Here comes another twist! USPORTS has granted an additional year of college eligibility for athletes unable to compete in 2020, and the CFL has made the call to follow suit. Players eligible for next year’s draft will be able to defer to 2022 if they choose, which is the right thing to do. I’m really interested to see how many players take advantage. The answer will have a significant impact on the draft order.

That said, a good chunk of the CFL Scouting Bureau’s top ranked players are playing south of the border right now. Top billed offensive lineman Alaric Jackson’s Iowa Hawkeyes are three games into their Big Ten season. The likes of Amen Ogbongbemiga (LB, Oklahoma State), Josh Palmer (WR, Tennessee), and Patrice Rene (DB, North Carolina), among others, are even further along.

Because some draft eligible players are playing (and excelling) south of the border, while others aren’t able to play in Canada, we might be looking at the most NCAA-heavy draft class we’ve ever seen. As such, I’m curious if we see more selections used on players with serious NFL aspirations. Usually those players are selected in the later rounds of the CFL Draft, if they’re taken at all.

No one wanted to see the 2020 season cancelled. We’re all missing the league, and now that we’re into November, I would suggest we’re missing it more than ever. In saying that, there have been a few silver linings to take from this unfortunate reality. One of them is what should end up being the most interesting CFL Draft we’ve ever been a part of.

Semi-Final Reflections

Speaking of missing the league, it has been fun reading the recounts of the last five division semi-final games. Of course this past weekend would have been the West and East Division Semi’s, so I thought I’d reminisce a little on a couple games that have stood out to me over the last decade or so.

2011: Hamilton Tiger-Cats 52 Montreal Alouettes 44

For whatever reason, I always think about this game when someone says Eastern Semi-Final. It really did have a little bit of everything. First of all, the game itself was bonkers, especially the final quarter and a bit. Hamilton led 27-23 after 45 minutes before the teams started trading touchdowns on almost every possession. Anthony Calvillo tied the game for Montreal at 44 with less than two minutes to go before the Ticats eventually won in overtime.

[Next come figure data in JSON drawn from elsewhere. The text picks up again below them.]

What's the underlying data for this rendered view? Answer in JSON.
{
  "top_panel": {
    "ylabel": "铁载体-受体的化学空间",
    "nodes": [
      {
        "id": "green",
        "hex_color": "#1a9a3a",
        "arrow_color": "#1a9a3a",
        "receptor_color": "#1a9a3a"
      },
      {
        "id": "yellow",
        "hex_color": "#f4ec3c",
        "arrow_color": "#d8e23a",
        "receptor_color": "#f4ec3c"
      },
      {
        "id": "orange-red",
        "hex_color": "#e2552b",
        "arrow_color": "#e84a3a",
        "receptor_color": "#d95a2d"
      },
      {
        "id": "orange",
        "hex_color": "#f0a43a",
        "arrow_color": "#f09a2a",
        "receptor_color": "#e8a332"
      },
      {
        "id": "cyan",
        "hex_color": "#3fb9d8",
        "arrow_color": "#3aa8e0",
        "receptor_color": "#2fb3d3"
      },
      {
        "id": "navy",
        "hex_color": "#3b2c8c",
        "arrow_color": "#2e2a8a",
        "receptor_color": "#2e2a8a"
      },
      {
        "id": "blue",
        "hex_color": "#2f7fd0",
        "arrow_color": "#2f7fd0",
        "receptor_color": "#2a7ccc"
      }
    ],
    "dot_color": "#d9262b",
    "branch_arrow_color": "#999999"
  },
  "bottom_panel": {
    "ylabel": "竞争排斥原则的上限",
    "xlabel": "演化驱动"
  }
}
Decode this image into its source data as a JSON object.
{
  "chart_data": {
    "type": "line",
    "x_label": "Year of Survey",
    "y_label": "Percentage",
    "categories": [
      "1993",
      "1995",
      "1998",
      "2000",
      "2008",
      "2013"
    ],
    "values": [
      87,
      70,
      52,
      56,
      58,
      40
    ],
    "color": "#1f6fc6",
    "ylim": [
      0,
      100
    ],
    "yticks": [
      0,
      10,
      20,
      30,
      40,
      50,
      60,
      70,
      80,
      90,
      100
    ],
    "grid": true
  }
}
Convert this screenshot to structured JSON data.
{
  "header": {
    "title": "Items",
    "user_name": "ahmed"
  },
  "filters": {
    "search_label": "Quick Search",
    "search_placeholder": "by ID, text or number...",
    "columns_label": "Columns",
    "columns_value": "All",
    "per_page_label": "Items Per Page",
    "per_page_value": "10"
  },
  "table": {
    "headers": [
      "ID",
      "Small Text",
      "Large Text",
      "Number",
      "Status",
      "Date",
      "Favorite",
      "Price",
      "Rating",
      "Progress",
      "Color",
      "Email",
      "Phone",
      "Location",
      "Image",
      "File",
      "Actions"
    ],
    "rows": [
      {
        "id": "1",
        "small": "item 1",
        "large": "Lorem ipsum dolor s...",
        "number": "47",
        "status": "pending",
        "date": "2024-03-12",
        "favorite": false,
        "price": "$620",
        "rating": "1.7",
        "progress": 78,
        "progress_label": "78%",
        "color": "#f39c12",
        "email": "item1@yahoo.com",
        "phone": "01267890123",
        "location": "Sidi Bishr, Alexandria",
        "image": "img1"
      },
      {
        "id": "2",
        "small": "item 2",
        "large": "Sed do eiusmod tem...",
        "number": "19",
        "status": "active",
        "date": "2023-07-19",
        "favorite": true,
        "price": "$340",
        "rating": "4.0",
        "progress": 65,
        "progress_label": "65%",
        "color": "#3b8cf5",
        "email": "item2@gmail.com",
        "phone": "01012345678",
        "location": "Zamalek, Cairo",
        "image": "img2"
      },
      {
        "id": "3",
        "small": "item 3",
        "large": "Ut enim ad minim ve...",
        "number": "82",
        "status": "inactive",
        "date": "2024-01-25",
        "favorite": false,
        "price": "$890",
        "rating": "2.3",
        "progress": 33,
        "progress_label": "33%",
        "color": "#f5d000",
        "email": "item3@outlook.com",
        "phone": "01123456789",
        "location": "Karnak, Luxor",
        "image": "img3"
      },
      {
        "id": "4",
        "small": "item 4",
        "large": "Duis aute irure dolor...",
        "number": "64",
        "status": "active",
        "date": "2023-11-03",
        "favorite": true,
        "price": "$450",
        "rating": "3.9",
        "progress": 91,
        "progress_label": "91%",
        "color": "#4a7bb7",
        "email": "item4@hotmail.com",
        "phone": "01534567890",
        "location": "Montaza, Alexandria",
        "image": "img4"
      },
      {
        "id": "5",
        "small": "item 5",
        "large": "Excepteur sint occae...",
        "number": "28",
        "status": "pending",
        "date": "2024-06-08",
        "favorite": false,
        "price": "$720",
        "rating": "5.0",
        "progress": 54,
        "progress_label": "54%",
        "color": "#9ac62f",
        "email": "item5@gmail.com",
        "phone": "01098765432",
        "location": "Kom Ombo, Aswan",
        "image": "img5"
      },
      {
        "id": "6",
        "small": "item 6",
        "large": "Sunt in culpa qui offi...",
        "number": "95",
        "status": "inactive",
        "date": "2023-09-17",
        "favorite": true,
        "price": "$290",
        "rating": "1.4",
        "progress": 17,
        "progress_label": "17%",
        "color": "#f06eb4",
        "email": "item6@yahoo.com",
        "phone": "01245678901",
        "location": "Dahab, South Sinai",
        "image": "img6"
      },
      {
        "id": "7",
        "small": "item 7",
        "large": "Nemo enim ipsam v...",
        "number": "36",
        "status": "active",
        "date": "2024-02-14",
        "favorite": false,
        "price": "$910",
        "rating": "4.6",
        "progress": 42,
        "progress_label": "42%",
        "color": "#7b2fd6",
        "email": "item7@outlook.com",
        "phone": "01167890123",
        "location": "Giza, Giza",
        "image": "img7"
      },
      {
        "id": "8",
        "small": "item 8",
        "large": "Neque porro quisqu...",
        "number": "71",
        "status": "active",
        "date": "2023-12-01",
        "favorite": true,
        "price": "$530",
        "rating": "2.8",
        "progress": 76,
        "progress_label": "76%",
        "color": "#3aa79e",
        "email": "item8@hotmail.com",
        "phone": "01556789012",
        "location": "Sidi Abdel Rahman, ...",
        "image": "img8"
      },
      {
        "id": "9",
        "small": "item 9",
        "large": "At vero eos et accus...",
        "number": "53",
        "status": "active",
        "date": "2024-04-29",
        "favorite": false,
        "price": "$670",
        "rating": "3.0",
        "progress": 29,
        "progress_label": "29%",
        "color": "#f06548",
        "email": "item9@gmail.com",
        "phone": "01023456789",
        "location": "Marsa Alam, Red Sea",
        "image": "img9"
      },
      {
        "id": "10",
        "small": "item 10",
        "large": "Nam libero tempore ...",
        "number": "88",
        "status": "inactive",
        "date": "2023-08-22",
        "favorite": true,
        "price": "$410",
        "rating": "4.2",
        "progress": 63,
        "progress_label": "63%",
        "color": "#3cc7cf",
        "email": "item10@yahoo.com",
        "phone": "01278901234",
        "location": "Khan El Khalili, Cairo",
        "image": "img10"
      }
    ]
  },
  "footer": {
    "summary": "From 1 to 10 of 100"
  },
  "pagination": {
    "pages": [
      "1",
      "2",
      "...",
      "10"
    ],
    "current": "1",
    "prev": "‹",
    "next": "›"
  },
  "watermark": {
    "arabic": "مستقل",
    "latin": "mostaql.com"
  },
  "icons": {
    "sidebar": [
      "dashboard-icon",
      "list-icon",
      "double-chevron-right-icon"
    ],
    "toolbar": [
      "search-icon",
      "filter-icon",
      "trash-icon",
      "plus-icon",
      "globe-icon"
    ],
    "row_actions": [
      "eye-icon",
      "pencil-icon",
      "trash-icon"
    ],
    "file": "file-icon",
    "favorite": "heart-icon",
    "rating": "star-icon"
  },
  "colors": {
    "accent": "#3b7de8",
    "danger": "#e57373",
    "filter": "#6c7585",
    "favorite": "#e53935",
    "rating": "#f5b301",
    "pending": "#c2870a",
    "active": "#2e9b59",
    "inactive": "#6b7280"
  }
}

But this game also signified the end of an era. The Alouettes were coming off two straight Grey Cup wins and three straight appearances in the big game. Overall, Calvillo had led Montreal to the Grey Cup game in eight of 11 seasons and was trying to make it a three-peat. It was Hamilton who finally slayed the dragon.

2019: Winnipeg Blue Bombers 35 Calgary Stampeders 14

 

This game didn’t have the drama like the game I chose from the East, but it was still significant. For the Bombers, it was the first of three straight playoff wins that would culminate in the team’s first Grey Cup since 1990. But it was also unique in the fashion the Bombers picked up their convincing win.

In just his second start with his new team, Zach Collaros threw for 193 yards, including a 71-yard touchdown hookup with Darvin Adams. In fact, Collaros was the only Winnipeg player to throw the football that day, and yet it was another quarterback getting just as much buzz. Chris Streveler cemented his status in Manitoba football lore by running for 82 yards and a touchdown while playing through a broken ankle and a high ankle sprain.